The ski season isn’t even two weeks old and some violaters have already had their season passes revoked.
Officials with Arapahoe Basin, one of the two ski areas that’s open, say many pot smokers are blatantly violating the law.
“The message is pretty simple, the law is clear. Consumption of marijuana is not allowed in public, and we’d like to just move forward and try and make Amendment 64 work the way Colorado voters intended it to,” A Basin COO Alan Henceroth said.
Henceroth said the smokers who lost their passes became combative.
A total of 22 ski resorts in Colorado operate on national forest land, where marijuana is still illegal. The U.S. Forest Service said there’s a minimum fine of $250 for a possession ticket.
Many officials have said they will stress education in the early part of the ski season to get smokers to stop on the slopes.

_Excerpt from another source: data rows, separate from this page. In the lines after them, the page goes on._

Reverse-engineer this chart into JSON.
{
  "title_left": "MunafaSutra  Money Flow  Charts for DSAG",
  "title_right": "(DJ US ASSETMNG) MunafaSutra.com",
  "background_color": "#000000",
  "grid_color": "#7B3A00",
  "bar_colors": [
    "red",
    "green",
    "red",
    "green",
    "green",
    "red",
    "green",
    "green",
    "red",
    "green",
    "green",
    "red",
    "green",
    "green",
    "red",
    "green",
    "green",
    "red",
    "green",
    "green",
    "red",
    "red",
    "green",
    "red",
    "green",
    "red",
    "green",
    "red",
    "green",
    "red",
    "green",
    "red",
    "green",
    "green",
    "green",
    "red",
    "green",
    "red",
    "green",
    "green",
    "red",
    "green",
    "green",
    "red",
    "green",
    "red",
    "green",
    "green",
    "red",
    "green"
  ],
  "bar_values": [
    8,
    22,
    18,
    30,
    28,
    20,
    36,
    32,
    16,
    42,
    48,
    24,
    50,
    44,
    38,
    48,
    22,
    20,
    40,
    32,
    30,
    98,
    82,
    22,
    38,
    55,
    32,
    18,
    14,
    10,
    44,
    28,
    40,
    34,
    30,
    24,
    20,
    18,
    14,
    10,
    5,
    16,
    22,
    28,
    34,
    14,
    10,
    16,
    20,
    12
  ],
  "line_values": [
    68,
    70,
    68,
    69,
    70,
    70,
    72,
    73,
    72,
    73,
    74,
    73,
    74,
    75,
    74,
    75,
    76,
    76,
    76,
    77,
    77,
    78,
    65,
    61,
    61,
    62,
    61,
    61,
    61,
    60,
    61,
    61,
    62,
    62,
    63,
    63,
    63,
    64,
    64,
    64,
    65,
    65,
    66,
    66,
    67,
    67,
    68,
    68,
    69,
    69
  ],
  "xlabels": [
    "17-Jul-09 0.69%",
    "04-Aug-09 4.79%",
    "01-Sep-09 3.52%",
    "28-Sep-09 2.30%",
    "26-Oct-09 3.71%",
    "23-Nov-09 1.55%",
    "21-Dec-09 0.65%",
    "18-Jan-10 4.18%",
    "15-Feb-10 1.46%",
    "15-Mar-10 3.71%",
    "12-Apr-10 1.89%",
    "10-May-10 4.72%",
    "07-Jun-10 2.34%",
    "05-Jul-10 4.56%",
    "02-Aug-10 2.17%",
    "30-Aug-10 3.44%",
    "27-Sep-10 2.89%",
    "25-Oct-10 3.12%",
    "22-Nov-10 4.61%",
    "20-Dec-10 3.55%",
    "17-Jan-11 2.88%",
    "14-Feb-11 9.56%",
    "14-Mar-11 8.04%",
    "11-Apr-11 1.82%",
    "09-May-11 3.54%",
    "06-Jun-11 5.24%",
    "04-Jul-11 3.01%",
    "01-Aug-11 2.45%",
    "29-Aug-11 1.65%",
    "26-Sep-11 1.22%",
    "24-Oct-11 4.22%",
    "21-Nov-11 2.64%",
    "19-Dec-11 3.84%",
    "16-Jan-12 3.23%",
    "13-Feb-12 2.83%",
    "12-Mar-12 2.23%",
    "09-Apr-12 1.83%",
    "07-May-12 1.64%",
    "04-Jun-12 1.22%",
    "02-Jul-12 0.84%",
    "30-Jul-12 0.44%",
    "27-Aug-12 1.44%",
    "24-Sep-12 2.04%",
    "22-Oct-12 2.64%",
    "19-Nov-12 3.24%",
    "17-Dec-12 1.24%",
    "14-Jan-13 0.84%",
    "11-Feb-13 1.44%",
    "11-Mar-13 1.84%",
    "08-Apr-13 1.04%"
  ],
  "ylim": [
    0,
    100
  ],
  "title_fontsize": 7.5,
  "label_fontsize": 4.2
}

Henceroth, who wrote about the issue on his blog, said some skiers ” are confused about what they can and cannot do with regards to marijuana.”
“I got a lot of personal positive feedback and a lot of very negative feedback too. It’s a tough and challenging issue,” he said.
Ski areas in Colorado are estimated to bring in $1.5 billion a year to the state’s economy. Several people told CBS4 they are concerned that if this issue isn’t quelled it could have a major impact on tourism. Families might choose to vacation at other ski destinations outside of Colorado.
A skier named Shawn told CBS4 he has been to A Basin four times already this year, and has smelled the pungent odor of pot during every visit.
“It’s really not that big a deal. If it’s not causing any harm to anyone then it’s not a big deal in my opinion,” he said.
Another skier brought up another concern to CBS4. “If someone is in line standing next to us smoking pot and we can’t work again because we were to fail a drug test? Common courtesy, common respect.”